Cependant, les bonnes choses ont une fin ; les relations entre Djibouti est les Émirats arabes unis se sont brutalement fissurées. En 2014, le gouvernement djiboutien a annoncé qu’il allait retirer la concession octroyée depuis trente ans à DP World pour la gestion du terminal à conteneurs de Doraleh au motif que ce dernier [DP World] aurait soudoyé le président de la zone de libre-échange lors de l’appel d’offres de 2000. Les deux parties sont dans une impasse depuis de nombreuses années. En février 2017, la Cour [internationale] d'arbitrage de Londres a annoncé que les allégations du gouvernement djiboutien n’étaient pas fondées.

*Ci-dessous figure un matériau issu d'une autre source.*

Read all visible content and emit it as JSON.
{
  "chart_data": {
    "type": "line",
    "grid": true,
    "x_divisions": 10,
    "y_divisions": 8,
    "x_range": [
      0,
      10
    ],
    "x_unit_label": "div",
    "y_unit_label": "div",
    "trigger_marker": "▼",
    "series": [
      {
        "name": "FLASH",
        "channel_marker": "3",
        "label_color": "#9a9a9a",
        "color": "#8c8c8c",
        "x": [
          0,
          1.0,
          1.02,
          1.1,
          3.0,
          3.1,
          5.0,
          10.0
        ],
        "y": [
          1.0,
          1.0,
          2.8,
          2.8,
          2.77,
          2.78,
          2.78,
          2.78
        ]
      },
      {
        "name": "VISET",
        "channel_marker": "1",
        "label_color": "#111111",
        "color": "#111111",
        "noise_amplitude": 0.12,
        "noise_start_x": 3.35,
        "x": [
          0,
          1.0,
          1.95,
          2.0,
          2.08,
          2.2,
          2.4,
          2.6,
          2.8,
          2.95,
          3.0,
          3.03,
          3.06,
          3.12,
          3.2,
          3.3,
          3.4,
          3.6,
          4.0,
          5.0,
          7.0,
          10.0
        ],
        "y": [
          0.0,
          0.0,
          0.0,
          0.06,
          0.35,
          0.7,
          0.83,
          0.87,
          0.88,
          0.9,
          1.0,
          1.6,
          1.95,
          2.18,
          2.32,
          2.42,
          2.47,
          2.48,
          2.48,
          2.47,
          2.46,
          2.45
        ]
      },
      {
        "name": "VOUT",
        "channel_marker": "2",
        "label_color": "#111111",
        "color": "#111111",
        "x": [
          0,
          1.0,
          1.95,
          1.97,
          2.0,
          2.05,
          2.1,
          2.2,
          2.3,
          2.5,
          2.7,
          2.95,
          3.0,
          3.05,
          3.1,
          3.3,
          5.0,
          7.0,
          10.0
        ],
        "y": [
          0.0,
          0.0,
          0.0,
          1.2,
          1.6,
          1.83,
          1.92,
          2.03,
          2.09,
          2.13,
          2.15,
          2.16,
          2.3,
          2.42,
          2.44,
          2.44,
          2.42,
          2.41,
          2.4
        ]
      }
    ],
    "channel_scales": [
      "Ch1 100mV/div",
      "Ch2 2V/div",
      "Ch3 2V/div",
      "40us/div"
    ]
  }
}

Bien que DP World puisse continuer à exploiter le terminal DCT [i.e. le terminal à conteneurs de Doraleh], il n’est plus le seul opérateur étranger à gérer un terminal commercial à Djibouti – le terminal multifonctionnel dans lequel China Merchants Ports a investi est en service depuis mai 2017. Alors que ses ors passés se ternissent lentement, les Émirats arabes unis commencent à s’intéresser à d’autres pays d’Afrique de l’Est. En l’espace d’un mois, DP World annoncé un investissement de 442 millions de dollars pour étendre le port de Berbera en Somalie et une concession de trente ans prorogeable dix ans. Ce port et celui de Djibouti ont potentiellement le même client, l'Éthiopie qui n’a pas d’accès à la mer.


Notes
[1]La zone industrielle de Shekou 蛇口, gérée exclusivement par la China Merchants, a été créée en 1979 avant même la formation de la zone économique spéciale de Shenzhen. Elle l’emblème du succès de la China Merchants et de son expérience dans la gestion des zones franches.